Basketball: US-Investor plant Einstieg in die Bundesliga
Amerikaner wollen Hamburg ein Spitzenteam kaufen
Geheimplan: Delegation besuchte zwei Tage die Stadt. Treffen mit der Handelskammer, Besichtigung der Color-Line-Arena.
Hamburg. Die Treffen in den vergangenen Tagen liefen unter strenger Geheimhaltung. Die Pläne der beiden Männer aber sorgten bei ihren Gesprächspartnern in Hamburg für Begeisterung. Wie das Abendblatt erfuhr, wollen der US-Investor Henry Feinberg und sein langjähriger Geschäftsfreund Steven M. Julius der Stadt ein Basketball-Team kaufen. Nicht irgendeins, es soll mittelfristig die Nummer eins in Europa werden.
Dafür wäre ein Etat von zehn bis zwölf Millionen Euro nötig, rund 50 Prozent mehr, als der deutsche Meister Alba Berlin für seine Mannschaft aufwendet. Schon in der Saison 2009/2010 könnte das neue Team in der Bundesliga an den Korb gehen. Die Entscheidung fällt Ende des Jahres. Heute fliegen Feinberg und Julius nach Chicago, der Partnerstadt Hamburgs, zurück.

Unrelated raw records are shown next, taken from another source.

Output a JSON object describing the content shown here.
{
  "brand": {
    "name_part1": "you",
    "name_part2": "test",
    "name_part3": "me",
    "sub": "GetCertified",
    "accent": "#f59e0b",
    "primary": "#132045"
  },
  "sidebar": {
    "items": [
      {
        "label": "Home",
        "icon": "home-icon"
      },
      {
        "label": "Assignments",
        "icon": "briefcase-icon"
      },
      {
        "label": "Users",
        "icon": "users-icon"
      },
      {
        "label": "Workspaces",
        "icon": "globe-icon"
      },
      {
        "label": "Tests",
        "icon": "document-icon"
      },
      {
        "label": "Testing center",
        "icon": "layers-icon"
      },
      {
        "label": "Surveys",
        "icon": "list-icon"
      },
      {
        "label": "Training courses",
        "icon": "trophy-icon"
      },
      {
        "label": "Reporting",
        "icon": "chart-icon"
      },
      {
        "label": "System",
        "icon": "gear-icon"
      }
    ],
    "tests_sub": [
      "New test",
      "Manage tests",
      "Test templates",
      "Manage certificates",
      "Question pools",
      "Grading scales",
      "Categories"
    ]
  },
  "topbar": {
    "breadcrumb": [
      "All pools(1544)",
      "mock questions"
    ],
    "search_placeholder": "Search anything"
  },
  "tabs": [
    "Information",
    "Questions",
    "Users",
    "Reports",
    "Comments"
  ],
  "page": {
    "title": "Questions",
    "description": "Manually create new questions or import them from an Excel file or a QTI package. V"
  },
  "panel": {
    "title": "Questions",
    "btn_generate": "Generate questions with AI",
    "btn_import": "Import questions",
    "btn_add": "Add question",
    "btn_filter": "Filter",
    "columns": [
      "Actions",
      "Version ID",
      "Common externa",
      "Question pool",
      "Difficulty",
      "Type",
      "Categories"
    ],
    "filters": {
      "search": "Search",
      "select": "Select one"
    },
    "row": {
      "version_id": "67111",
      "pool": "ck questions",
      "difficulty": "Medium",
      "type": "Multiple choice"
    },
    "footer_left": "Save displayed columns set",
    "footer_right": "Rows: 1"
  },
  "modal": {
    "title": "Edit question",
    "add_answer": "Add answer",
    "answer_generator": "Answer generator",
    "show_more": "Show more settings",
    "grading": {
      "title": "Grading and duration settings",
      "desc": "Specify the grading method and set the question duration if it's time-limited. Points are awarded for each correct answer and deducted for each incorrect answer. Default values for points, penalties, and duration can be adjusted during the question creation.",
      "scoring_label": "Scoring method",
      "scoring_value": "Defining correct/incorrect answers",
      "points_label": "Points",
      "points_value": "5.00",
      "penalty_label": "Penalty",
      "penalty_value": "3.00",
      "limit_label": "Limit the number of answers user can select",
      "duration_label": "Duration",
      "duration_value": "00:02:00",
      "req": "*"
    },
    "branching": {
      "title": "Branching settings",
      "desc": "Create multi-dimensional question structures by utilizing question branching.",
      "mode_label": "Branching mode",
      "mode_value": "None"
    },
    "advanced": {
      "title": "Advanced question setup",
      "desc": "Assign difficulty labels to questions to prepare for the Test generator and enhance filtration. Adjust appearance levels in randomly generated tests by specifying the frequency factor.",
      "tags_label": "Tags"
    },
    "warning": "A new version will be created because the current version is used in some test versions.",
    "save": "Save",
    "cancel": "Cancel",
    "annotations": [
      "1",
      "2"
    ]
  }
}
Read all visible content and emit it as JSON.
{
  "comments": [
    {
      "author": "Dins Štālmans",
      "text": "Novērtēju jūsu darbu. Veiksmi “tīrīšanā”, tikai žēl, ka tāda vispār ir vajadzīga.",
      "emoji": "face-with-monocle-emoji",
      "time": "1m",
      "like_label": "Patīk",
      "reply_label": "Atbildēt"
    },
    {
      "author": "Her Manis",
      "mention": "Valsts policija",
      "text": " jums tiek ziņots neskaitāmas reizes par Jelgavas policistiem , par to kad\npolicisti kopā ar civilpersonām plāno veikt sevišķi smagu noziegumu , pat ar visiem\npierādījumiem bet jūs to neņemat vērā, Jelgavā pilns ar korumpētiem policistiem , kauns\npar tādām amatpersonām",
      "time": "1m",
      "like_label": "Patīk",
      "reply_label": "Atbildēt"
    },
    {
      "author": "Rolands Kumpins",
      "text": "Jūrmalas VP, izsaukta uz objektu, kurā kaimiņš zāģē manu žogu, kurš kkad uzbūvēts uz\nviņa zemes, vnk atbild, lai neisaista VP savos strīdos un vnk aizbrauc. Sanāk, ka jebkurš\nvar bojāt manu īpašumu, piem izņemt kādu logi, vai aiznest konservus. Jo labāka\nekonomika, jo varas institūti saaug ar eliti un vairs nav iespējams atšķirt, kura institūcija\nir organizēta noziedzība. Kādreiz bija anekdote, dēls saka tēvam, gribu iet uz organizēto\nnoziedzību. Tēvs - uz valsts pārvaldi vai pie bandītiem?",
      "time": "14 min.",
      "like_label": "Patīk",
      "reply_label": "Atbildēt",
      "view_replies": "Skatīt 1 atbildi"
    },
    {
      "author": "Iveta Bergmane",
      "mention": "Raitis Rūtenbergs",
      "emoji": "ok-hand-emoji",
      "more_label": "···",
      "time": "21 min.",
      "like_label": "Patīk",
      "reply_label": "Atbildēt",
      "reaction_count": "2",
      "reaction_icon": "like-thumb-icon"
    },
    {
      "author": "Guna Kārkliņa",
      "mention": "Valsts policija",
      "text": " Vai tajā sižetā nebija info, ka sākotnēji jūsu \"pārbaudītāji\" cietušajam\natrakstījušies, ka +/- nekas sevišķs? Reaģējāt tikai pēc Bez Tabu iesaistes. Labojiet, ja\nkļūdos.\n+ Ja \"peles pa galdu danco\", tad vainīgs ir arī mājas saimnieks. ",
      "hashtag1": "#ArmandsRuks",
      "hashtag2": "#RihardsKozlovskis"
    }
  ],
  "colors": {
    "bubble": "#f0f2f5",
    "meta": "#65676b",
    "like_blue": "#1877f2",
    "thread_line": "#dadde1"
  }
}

Feinberg ist Gesellschafter der Technology Crossover Ventures (TCV), eines trotz Bankenkrise hochliquiden Finanzdienstleisters. Erst vor einer Woche stieg TCV mit 250 Millionen Dollar in die Ferienhausportal-Gruppe HomeAway ein. Julius ist Präsident der Beratungsfirma Workplace Solutions. "Sie machten ein sehr seriösen Eindruck", beschrieb ein Teilnehmer die Begegnung mit den Amerikanern, "sie waren ausgesprochen nett, aber auch beinhart in ihren Vorstellungen." Ihr Engagement, das machten beide klar, soll sich rechnen. Das könnte zum größten Problem werden. Mit Basketball war in Deutschland bisher kein Kapital zu machen.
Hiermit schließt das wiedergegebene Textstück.